NV30 pixel shader, very interesting...

Luminescent · Jan 24, 2003

A question to start: when a company like Nvidia does a flop count for their processors (supposedly 200 gflops for NV30), do they count only 1 type of flop operation (fmad), or do they also count special purpose floating point ops in addition to the fmads?

I recall 51 gflops for the pixel shader in NV30. With each virtual pipeline having 4 fmads running at half precision, the number should have been obtained through counting something like- 2 ops per mad*2 half-float ops*4 fmad units a pipe*8pipelines*400 million cycles a clock=51.2gflops. It seems Nvidia is not counting the special purpose pixel units which should be able to execute at 1 op per cycle and be included in the 8 pipelines. I am sure they have to be in there, or sin, cos, log2, ddx, ddy, etc. support would be missing, or not feasible. This caught my attention. Any thoughts?

Arun · Jan 24, 2003

Well, as you said yourself, it's 200 gflops for the NV30 and 50 gflops for the NV30 Pixel Shader

I don't quite see how they could get to 200 gflops if they only counted traditional floating point operations. The Pixel Shader probably takes more than 1/4 of the traditional floating point operations, at least 1/3...

Or is my reasoning just plain wrong :?:

Uttar

K.I.L.E.R · Jan 24, 2003

Nice numbers.

Wait a few months and those numbers will look like the number 1 does compared to 10K.

Tahir2 · Jan 24, 2003

REF: GFFX, where art thou?

1 is better than 0

megadrive0088 · Jan 24, 2003

Remember Nvidia's LUDICRIS floating point numbers for all of their chips.

Riva128=16 GFLOPs (thus more than 2x that of Playstation2's 6.2 GFLOPs)

GeForce256 = 50 GFLOPs

GeForce3 = 76 GFLOPs

Nvidia's GFLOPs are what I'd like to call "NVFLOPs" they seem about 10x trumped up beyond most standards that even SONY goes by.

g__day · Jan 24, 2003

The only FLOP I see is the tardy launch - very Bit Boyish...

A reasonable FLOP measure would be an average of composite 3D instructions typical in process 3D geometry surely. Even if it was as dumb as count all maths instructions by their frequency of occurrence in 3D Mark and just put this make up thru your shaders for 10 minutes.

Also are their figures maximum burst rates for 1/1000 th of a second or their minimum sustained rates under continued load for hours?

DemoCoder · Jan 24, 2003

megadrive0088 said:
Remember Nvidia's LUDICRIS floating point numbers for all of their chips.

Riva128=16 GFLOPs (thus more than 2x that of Playstation2's 6.2 GFLOPs)

They are just counting how much raw FLOP power is used up in the rasterization pipeline. This number corresponds to how much CPU power you'd have to have if you wanted to render the scene in software.

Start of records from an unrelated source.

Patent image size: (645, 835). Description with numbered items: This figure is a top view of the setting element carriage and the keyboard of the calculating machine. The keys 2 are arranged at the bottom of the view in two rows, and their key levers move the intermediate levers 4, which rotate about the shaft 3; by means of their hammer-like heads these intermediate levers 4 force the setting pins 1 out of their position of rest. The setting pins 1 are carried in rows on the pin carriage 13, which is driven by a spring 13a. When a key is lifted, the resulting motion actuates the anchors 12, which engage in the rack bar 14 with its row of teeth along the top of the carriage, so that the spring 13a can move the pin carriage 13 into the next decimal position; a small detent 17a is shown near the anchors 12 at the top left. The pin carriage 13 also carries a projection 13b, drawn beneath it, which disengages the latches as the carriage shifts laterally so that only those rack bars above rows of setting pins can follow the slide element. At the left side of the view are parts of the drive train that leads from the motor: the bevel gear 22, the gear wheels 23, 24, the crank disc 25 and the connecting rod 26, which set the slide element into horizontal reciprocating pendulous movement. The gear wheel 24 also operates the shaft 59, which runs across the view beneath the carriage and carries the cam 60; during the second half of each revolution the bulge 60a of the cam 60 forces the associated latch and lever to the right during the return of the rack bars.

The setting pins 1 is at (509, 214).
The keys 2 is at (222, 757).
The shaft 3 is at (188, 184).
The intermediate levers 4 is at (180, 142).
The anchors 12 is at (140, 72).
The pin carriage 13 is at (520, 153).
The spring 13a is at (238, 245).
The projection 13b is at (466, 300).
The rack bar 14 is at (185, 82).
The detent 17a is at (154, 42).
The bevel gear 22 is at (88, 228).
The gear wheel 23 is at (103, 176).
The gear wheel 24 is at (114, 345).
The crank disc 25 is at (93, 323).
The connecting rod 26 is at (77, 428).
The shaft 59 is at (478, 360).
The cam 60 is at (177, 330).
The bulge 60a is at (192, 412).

3dfx made similar claims in their ads of over a billion ops.

Remove the GS from the PS/2 and let's see if the EE could rasterize in software faster than the Riva128. Or a Pentium4 for that matter.

Don't get caught up in comparing HW accelerated fixed functions with "general purpose FLOPS"

The fact is, 3D hardware is enormously parallel and does an enormous amount of computation for each pixel. Just think of all the perspective divides, setup, and LERPs going on.

KimB · Jan 25, 2003

megadrive0088 said:
Remember Nvidia's LUDICRIS floating point numbers for all of their chips.

Riva128=16 GFLOPs (thus more than 2x that of Playstation2's 6.2 GFLOPs)

GeForce256 = 50 GFLOPs

GeForce3 = 76 GFLOPs

Those weren't "FLOPS" in previous chips. They were "operations," and before the GF256, they were all integer (the 256's T&L pipe had to use 32-bit floats...).

That, and those numbers are far from unbelievable. Take a quick look at texture filtering, for example.

Let's take the TNT, at 90MHz and two bilinear textures per clock. Each bilinear filter could be done like a 4-vec dot product (one vector being the weighting, the other the samples), for a total of 7 integer operations. That makes a total of 14 integer ops between the two pipelines. Then the TNT2 could do a weighted blend between the two texture stages, requiring 3 more integer ops. That's a total of 17 ops per clock, at 90MHz, for 1.53 billion low-precision integer operations per second.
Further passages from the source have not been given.